The International, which is the FIFA of Dota 2, a complex battle arena game, had an artificial intelligence system compete with professional players in the 2018 tournament. Earlier this August, an AI player called Five, created by OpenAI, failed to defeat professional human gamers. Despite having the training and “experience” of over 180 years, the AI was unable to achieve the feat. Why was it so?
To give a brief to the uninitiated, Dota 2 is a popular online multiplayer video game which has 115 heroes, categorised according to strength, agility and intelligence. There are two teams of five players each and every team player has to pick a hero, which has different powers and characteristics, and destroy the opposite team’s base while encountering a lot of hurdles.
Tech Behind Five
Each of the five heroes of Five were trained with a neural network. They were trained for a gameplay worth of 180 years, for two months before the final match. Every neural network was trained by playing against itself. Learning from self-play provides a way for natural exploration of the game environment. During training, properties like health, speed or starting level, were randomised.
At the beginning of each game, each hero was randomly assigned some set of lanes to follow and was not allowed to distract from these lanes. At first, Five players walked aimlessly inside the game, but after some hours of training, they could do things like farming and fighting.
After some days, the Five players could think and play like humans by making strategies and performing actions such as stealing the opponent’s Bounty runes and walking to their tier one towers to farm. Gradually they became proficient in advanced tactics, like the 5-hero push. It was found that when the randomisations were increased the human player teams started to lose games. 80% of the games were trained against itself and the other 20% against its past selves. This was done to avoid any strategy collapse.
The system was implemented as a general-purpose OpenAI Five’s learning algorithm named Rapid, which can be applied to any Gym environment. An advanced method based on policy gradient methods called proximal policy optimisation (PPO) was used to make decisions
OpenAI used a separate long short term memory (LSTM) networks, a kind of recurrent neural network, for each hero to learn strategies. Each of the neural networks of Five has a single layer, 2024-unit LSTM that observes the current game state from the Bot API. It then eventually gives actions based on it via several action heads. Each head has a distinct action and is computed independently.

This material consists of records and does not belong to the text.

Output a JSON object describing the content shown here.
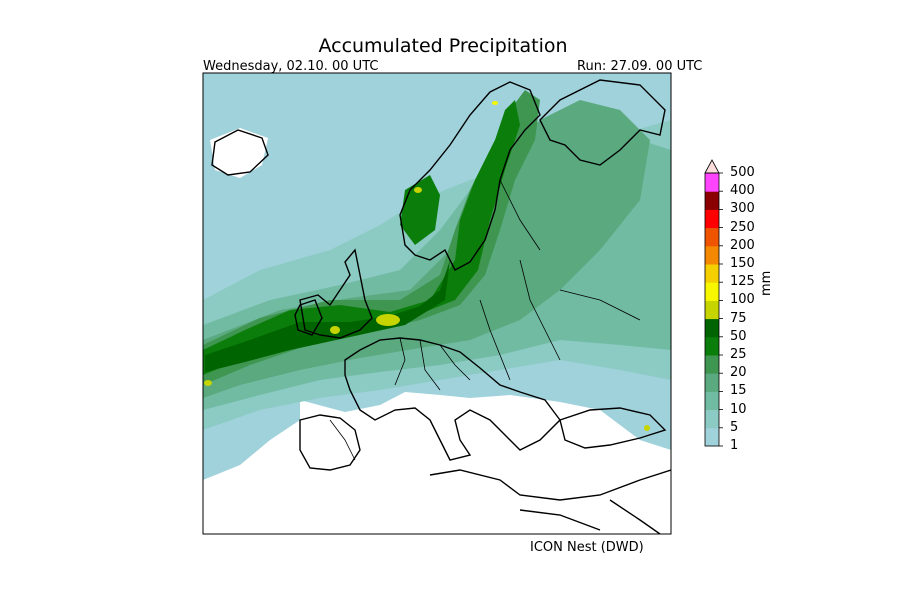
{
  "header": {
    "title": "Accumulated Precipitation",
    "valid_time": "Wednesday, 02.10. 00 UTC",
    "run_time": "Run: 27.09. 00 UTC"
  },
  "footer": {
    "model": "ICON Nest (DWD)"
  },
  "colorbar": {
    "unit": "mm",
    "extend": "max",
    "levels": [
      "1",
      "5",
      "10",
      "15",
      "20",
      "25",
      "50",
      "75",
      "100",
      "125",
      "150",
      "200",
      "250",
      "300",
      "400",
      "500"
    ],
    "colors": [
      "#a0d2dc",
      "#8ccbc4",
      "#72bba3",
      "#5aa97f",
      "#3f9650",
      "#0b7d0b",
      "#006400",
      "#c6d400",
      "#f7f700",
      "#f4d000",
      "#f48800",
      "#ef5500",
      "#ff0000",
      "#8b0000",
      "#ff44ff"
    ],
    "extend_color": "#fddcdc"
  },
  "map": {
    "region": "Europe",
    "sea_dry_color": "#a0d2dc",
    "land_dry_color": "#ffffff",
    "coastline_color": "#000000"
  }
}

To train the AI to play a game as real-time and complex as Dota 2, it had to be put in a very powerful processing capability. It has 256 P100 GPUs on GCP and 128,000 preemptible CPU cores on its CGP. Observations were 7.5 per second of the gameplay and the size of observation was 36.8 kilobytes. Batch per minute was 60 and the batch size was 1048576 observations.
5 Observations Where Five Went Wrong
Unity: Five always seemed to stay in unity, even when it wasn’t required. This was beneficial to them when it was a good time to attack, but not favourable when the opponent took the advantage of it and tried to defeat them all together. It did not probably have the ability to realise that the opponent player heroes are not as same as they themselves and they could not decide what opponent powers could make them use as their strengths and weaknesses. It only took actions according to their own team heroes and so it wasn’t effective in a game where the opponent could be any hero of a hundred and fifteen.

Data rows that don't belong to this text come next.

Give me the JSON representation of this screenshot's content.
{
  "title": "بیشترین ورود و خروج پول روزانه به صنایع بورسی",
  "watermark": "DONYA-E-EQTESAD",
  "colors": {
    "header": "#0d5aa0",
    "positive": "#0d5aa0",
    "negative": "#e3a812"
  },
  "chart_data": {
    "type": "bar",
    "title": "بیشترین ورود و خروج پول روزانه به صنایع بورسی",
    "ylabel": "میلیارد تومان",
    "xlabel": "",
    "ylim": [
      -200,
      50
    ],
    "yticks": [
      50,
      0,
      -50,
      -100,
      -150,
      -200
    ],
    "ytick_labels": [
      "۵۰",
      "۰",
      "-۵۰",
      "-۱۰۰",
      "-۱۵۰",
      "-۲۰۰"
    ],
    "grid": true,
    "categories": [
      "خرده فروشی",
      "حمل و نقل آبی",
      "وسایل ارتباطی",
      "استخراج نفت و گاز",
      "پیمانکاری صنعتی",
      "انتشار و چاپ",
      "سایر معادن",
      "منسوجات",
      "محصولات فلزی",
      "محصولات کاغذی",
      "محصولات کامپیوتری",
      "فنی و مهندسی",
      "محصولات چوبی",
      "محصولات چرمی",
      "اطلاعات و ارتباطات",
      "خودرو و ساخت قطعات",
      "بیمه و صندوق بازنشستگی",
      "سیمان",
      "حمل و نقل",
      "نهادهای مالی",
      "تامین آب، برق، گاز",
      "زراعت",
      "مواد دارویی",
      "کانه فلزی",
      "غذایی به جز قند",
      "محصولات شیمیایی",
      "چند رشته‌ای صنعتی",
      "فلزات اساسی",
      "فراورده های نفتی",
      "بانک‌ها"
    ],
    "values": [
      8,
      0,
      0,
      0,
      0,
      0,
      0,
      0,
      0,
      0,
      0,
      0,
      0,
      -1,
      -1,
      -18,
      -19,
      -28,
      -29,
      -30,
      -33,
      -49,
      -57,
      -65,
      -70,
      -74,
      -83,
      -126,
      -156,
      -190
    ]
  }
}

Missing couriers: They did not worry much about the courier in the game and kept playing in the battlefield despite the courier being present. They could not grasp that the courier is more important than fighting in the battlefield for the team survival.
Speed: Five, being a machine, naturally had a faster response time than the professional players. So, they had fast decision-making abilities and could react faster in the gameplay. They didn’t have to keep checking on the map where their team was or check if their most powerful spell is ready. The usual human response time is around 150 to 500 milliseconds. Whereas, Five had a response time of about 80 milliseconds.
Poor decisions: Although the decision-making skills were very fast, there were instances when the decision made was extremely poor. Five could not make optimal decisions to all the situations. For example, staying in groups all the time.
Fearless: Five repeatedly sacrificed their top lane or bottom lane, with an intention of having a control over the opponent team’s safe lane. The instant they saw a kill, they went for it without gauging the consequences; without considering the enemy’s powers and what disadvantages might going near it and killing it have.
The failure of OpenAI Five was not really a failure of AI. It showed that it could play something as complex as Dota 2. Dota 2 reflects many real-world environments. Games like this is a perfect testbed for AI research. OpenAI is one of the biggest organisations that are focused on solving humanity problems with AI.
Humans are in turn learning new techniques from their matches with bots. For example, professional Go player Lee Sedol, was defeated by DeepMind’s AlphaGo, but it taught him a new technique in the game. DotA’s example would when Five allowed players to recharge a certain weapon quickly by staying out of range of the enemy. This was new and the human players learnt from it.
Therefore, AI gives an opportunity to learn for both the parties — a win-win situation.